Artikel 16.39ag Bij ministeriële regeling kunnen regels worden gesteld ten behoeve van het betrouwbaar en nauwkeurig identificeren en documenteren van de precieze volumes van de tot verbruik uitgeslagen brandstoffen, mede ter voorkoming van dubbeltelling van emissies.
Paragraaf 16.2.2a.4
Het veilen, verlenen en inleveren van broeikasgasemissierechten
Artikel 16.39ah 1 Broeikasgasemissierechten worden overeenkomstig artikel 30 quinquies van de EG-richtlijn handel in broeikasgasemissierechten geveild.2 Artikel 16.23, tweede lid, is van overeenkomstige toepassing.
Artikel 16.39ai 1 Broeikasgasemissierechten worden overeenkomstig de Verordening EU-register handel in emissierechten verleend aan de gereglementeerde entiteit.
2 Verlening van broeikasgasemissierechten vindt slechts plaats, indien aan de betreffende gereglementeerde entiteit een vergunning als bedoeld in artikel 16.39z is verleend.
3 Artikel 16.36 is van overeenkomstige toepassing.
Artikel 16.39aj 1 Met ingang van 1 januari 2028 levert de gereglementeerde entiteit voor 1 juni een hoeveelheid emissierechten in dat gelijk is aan de totale emissies van de gereglementeerde entiteit, die overeenstemmen met de hoeveelheid brandstoffen die zij in het voorgaande kalenderjaar tot verbruik heeft uitgeslagen, voor zover het de gereglementeerde activiteit betreft die bij algemene maatregel van bestuur is aanwezen.
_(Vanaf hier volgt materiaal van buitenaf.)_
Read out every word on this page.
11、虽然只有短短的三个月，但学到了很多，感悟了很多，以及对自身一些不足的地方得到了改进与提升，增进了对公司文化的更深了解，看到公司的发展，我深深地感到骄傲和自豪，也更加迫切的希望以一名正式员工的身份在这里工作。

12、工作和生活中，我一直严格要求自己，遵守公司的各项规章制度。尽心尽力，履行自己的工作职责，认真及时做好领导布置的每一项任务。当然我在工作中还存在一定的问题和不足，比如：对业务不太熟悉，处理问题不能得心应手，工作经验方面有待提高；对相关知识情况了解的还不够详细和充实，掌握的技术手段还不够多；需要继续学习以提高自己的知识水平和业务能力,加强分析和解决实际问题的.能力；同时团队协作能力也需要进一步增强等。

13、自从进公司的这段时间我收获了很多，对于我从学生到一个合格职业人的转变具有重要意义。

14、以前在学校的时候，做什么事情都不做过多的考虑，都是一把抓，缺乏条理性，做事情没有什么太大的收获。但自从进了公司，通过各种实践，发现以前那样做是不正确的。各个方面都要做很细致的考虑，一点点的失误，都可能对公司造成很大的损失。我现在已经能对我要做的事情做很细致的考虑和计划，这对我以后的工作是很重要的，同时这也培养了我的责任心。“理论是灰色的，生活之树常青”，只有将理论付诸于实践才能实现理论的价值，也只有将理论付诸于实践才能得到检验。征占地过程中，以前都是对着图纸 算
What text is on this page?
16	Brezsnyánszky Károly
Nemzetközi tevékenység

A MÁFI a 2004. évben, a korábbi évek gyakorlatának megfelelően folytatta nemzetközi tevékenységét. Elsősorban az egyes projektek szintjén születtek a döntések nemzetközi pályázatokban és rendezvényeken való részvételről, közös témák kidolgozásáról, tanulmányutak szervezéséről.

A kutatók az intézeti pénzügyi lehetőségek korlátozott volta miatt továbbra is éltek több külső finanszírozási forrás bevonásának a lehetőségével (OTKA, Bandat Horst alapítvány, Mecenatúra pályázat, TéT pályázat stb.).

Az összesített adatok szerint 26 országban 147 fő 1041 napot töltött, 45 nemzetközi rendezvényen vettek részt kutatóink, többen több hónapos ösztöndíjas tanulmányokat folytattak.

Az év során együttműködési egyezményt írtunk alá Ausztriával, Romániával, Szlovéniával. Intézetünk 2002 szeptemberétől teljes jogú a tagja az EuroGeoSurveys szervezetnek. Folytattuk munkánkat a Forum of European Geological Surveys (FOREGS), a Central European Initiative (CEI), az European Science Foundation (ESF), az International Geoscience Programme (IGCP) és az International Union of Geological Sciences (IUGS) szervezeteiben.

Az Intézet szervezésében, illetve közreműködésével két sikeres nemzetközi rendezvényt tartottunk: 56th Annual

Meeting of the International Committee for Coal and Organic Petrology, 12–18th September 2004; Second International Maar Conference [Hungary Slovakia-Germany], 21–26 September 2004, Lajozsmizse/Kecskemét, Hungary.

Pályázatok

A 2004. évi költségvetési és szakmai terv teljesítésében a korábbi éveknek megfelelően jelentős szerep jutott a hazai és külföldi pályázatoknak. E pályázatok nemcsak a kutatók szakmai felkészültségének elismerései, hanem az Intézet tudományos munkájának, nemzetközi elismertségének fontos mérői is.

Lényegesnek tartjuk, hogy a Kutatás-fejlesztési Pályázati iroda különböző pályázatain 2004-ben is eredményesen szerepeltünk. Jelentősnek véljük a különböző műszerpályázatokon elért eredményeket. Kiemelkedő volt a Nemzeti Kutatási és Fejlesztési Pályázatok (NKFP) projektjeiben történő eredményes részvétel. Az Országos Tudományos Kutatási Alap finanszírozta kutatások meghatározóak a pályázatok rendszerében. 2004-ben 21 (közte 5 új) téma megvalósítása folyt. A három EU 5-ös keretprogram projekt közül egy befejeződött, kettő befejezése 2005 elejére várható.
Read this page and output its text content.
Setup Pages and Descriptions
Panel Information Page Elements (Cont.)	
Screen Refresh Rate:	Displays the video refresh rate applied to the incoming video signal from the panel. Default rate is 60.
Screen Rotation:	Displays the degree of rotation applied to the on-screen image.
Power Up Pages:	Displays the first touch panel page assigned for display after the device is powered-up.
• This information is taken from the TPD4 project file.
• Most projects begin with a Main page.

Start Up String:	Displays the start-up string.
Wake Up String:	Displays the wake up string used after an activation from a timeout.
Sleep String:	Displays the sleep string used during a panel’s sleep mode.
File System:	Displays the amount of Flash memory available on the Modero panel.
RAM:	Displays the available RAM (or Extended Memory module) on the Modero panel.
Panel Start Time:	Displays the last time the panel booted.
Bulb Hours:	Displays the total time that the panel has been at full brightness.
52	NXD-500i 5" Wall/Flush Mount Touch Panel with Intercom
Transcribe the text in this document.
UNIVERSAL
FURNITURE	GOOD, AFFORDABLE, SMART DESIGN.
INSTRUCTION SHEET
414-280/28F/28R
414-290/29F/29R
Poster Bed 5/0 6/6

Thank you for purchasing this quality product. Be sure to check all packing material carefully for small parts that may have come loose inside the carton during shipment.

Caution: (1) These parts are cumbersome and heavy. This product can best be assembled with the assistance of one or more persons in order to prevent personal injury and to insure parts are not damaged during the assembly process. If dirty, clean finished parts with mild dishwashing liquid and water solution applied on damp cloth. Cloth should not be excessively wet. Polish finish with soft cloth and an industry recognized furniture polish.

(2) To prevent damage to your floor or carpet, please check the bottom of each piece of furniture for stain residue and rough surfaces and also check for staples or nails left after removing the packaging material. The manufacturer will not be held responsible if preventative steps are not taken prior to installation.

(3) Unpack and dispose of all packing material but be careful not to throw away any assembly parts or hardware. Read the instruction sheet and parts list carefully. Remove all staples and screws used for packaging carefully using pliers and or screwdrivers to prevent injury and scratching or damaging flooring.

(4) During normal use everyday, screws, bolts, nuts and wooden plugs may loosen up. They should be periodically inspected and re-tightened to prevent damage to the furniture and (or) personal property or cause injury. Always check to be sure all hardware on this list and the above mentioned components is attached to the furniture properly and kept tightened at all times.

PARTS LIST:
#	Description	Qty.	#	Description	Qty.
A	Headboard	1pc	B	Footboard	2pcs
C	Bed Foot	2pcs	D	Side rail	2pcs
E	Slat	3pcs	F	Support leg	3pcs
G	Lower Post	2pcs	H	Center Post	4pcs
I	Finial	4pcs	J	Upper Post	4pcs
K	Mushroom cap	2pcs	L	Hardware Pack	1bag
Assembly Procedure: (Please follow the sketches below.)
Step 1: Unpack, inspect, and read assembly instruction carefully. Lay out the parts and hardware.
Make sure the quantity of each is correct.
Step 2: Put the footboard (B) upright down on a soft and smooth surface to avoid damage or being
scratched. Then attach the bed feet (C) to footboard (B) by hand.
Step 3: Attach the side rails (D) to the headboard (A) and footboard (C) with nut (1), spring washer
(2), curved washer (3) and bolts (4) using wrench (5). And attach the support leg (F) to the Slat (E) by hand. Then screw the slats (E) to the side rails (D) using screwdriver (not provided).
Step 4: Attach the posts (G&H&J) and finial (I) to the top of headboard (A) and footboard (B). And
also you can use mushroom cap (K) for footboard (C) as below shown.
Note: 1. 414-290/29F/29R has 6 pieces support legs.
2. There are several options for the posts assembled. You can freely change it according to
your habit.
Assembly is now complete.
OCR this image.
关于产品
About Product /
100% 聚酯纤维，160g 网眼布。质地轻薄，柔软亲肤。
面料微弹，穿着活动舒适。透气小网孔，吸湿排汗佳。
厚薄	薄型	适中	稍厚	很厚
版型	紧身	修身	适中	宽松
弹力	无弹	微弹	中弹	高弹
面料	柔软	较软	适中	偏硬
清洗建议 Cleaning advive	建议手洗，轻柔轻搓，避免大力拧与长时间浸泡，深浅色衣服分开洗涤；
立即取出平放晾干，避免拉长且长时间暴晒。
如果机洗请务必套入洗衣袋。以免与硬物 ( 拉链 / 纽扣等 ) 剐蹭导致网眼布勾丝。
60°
2 Ter bepaling van de hoeveelheid van de emissie, bedoeld in het eerste lid, worden de gegevens in acht genomen, die overeenkomstig de Verordening EU-register handel in emissierechten in het EU-register voor de handel in emissierechten zijn opgenomen.
3 Indien artikel 30 duodecies van de EG-richtlijn handel in broeikasgasemissierechten van toepassing is, levert de gereglementeerde entiteit, in afwijking van het eerste lid, emissierechten in met ingang van 1 januari 2029.
4 Indien de gereglementeerde entiteit met betrekking tot een kalenderjaar minder emissierechten heeft ingeleverd dan noodzakelijk op grond van het eerste lid, wordt het aantal emissierechten dat hij in het daaropvolgende kalenderjaar dient in te leveren van rechtswege verhoogd met het aantal emissierechten dat hij te weinig had ingeleverd.
Artikel 16.39ak Artikel 16.21, eerste lid, is van overeenkomstige toepassing, met dien verstande dat voor «broeikasgasinstallaties» wordt gelezen «gereglementeerde entiteiten» en voor «artikel 16.5» wordt gelezen «16.39z».